Le J 35D a été le troisième modèle Draken de la série. De nouveaux moteurs ont été installés sous la forme du Rolls-Royce Avon 300 (RM 6C sous le label de production Flygmotor) avec post-combustion. La production a duré de 1963 à 1964 et 120 exemplaires ont été livrés.
Le S 35E est devenu 60 exemplaires de production de reconnaissance. Ces appareils ont été livrés sans armement et sans système radar associé afin de faire de la place pour cinq caméras dans le nez de l’appareil. Bien que la plupart des appareils aient été construits à l’état neuf, près de la moitié du lot opérationnel a été converti à partir de modèles de production J 35D existants.
Le J 35F est devenu l’intercepteur définitif du Draken, produit à quelque 230 exemplaires entre 1965 et 1972. L’armement en canon a été réduit à un canon M-55 ADEN de 30 mm afin d’ajouter des équipements avioniques plus importants. Une avionique, un radar et une suite d’armes révisés, ainsi qu’une électronique améliorée, ont accueilli la nouvelle variante du Draken. Le système d’armes comprenait un système de contrôle automatique conçu par Hughes, un radar Doppler à impulsions et des dispositions pour la famille de missiles air-air Hughes Falcon. Le J 35F-II représentait le modèle J 35F avec un capteur infrarouge de marque Hughes. Les modèles F ont finalement cédé la place aux chasseurs multirôles Saab JAS Gripen, bien plus performants.
Les J 35J étaient 66 modèles J 35F mis à niveau selon une nouvelle norme gouvernementale de 1985 dans le but de maintenir la pertinence du Draken. Ces avions se distinguaient par leur électronique et leur canon modernisés, des pylônes d’armement supplémentaires pour le soutien des missiles air-air AIM-9 et une augmentation de la capacité en carburant. Les J 35J ont été essentiellement dépassés avec l’arrivée du Saab Viggen.
En raison des politiques d’exportation strictes de la Suède, le Draken n’a été utilisé que par une poignée de pays, ce qui a fortement limité la portée du type et, probablement, son histoire la plus riche. Outre la Suède elle-même, les opérateurs comprenaient l’Autriche, le Danemark et la Finlande. Le J 35H était un modèle d’exportation proposé mais jamais produit. Les J 35OE étaient 24 modèles J 35D remis à neuf et rachetés par Saab pour être revendus à l’Autriche. L’Autriche est devenue le dernier exploitant mondial du Draken, retirant ses appareils en 2005. Le Danemark a reçu la désignation du modèle 35XD, qui comprenait le chasseur d’attaque F-35, l’avion d’entraînement biplace TF-35 et la plate-forme de reconnaissance RF-35. Le Danemark a modifié ses Draken pour qu’ils remplissent (bien que dans une mesure limitée) le rôle de frappe, en prévoyant le missile air-sol AGM-12 Bullpup. La Finlande a exploité le Draken sous les désignations 35BS, 35CS et 35DS. Ces désignations correspondent essentiellement à leurs modèles de production Saab respectifs (J 35B, SK 35C et J 35D). La National Test Pilot School au Mojave Spaceport aux États-Unis possède au moins six Draken obtenus du Danemark.
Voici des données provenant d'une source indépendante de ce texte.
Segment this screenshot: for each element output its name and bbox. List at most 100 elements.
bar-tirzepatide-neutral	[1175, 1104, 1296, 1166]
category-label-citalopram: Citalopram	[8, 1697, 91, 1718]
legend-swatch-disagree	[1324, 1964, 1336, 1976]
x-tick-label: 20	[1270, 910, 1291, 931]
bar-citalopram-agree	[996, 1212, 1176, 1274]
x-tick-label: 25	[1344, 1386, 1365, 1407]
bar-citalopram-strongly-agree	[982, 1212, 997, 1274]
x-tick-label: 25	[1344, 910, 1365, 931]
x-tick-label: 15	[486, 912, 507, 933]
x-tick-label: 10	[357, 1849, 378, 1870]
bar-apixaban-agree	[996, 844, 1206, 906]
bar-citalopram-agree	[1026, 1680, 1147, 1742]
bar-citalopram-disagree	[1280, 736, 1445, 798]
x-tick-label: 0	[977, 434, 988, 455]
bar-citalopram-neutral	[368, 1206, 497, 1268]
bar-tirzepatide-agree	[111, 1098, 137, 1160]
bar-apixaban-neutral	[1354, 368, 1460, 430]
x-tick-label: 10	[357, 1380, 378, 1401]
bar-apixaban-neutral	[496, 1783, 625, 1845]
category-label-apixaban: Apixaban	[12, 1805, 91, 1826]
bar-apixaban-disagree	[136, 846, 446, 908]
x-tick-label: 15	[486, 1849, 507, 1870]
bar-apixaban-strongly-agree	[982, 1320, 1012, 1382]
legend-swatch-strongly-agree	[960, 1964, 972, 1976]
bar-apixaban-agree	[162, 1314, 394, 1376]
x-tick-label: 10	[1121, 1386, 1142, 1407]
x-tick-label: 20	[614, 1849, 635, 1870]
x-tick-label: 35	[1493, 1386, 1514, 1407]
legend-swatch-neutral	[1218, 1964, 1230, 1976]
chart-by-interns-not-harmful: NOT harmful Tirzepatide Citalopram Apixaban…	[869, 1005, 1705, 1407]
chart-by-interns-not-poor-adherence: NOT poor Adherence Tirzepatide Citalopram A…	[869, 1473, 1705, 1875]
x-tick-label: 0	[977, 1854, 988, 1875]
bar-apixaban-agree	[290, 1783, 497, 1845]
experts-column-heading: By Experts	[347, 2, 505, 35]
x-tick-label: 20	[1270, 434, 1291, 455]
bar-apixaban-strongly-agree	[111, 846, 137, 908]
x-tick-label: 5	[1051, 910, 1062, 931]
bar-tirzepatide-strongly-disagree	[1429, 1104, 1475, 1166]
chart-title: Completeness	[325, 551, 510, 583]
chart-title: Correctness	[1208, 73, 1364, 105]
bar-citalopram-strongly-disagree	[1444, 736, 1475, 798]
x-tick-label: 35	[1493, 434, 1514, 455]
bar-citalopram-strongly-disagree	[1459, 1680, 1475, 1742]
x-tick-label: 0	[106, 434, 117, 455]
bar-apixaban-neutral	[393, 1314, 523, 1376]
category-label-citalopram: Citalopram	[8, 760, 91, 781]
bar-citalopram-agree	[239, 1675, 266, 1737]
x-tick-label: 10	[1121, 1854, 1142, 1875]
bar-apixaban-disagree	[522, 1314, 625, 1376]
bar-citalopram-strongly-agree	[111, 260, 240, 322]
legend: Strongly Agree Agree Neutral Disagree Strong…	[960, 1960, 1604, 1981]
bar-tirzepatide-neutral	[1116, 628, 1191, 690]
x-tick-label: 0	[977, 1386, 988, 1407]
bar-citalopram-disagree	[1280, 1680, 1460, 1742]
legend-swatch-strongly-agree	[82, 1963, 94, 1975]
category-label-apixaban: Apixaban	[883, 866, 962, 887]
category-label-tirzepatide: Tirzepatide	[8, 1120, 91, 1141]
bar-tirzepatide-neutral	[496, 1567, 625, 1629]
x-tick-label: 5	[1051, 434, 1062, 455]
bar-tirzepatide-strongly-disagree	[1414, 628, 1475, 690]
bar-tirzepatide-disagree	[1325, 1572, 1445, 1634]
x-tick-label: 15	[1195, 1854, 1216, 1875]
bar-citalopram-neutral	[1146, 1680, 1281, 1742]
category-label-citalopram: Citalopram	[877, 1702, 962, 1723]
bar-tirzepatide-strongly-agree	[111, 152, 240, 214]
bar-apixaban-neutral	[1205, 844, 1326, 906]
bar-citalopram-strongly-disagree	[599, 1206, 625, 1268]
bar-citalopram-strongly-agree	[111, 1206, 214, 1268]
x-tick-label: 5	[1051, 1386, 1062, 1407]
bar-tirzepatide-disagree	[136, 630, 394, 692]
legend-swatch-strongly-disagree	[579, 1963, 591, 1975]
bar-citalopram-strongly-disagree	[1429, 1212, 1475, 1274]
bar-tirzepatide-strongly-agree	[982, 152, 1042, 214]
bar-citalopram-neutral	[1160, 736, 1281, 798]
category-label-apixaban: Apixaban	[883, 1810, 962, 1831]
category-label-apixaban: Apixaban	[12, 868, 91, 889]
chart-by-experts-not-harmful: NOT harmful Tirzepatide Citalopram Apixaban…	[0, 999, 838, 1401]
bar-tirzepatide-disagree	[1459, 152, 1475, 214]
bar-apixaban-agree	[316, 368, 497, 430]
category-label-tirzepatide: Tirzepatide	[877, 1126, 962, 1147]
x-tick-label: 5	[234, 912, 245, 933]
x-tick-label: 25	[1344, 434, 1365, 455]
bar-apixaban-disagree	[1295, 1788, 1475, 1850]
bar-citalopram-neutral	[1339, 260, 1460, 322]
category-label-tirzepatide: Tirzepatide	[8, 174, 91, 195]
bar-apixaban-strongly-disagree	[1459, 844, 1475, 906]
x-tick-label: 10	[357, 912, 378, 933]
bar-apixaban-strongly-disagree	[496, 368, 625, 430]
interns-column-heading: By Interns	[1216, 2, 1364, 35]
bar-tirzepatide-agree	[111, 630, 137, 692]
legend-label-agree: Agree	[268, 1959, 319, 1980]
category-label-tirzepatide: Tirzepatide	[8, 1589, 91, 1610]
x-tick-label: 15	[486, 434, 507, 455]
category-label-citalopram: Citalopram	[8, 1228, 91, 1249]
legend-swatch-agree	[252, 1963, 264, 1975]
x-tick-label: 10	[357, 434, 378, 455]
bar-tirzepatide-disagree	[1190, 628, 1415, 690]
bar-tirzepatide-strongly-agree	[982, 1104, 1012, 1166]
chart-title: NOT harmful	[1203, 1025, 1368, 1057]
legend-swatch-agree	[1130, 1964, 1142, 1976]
Plusieurs modifications ont été proposées pour le Draken afin d’en faire un chasseur d’attaque dédié, en attendant que Saab termine le développement et la production de son chasseur multirôle JAS 39 Gripen. La production du Saab J35 s’est déroulée de 1955 à 1974, avec un total de 644 exemplaires livrés. Tous les Saab J35 Draken ont depuis été retirés des unités de service militaire du monde entier. Le Danemark a retiré ses Drakens en 1993 et la Suède a suivi en 1999. La Finlande a exploité ce type d’appareil jusqu’en 2000, tandis que l’Autriche a entretenu les siens jusqu’en 2005 (ces derniers ont été remplacés par des F-5 Tiger II).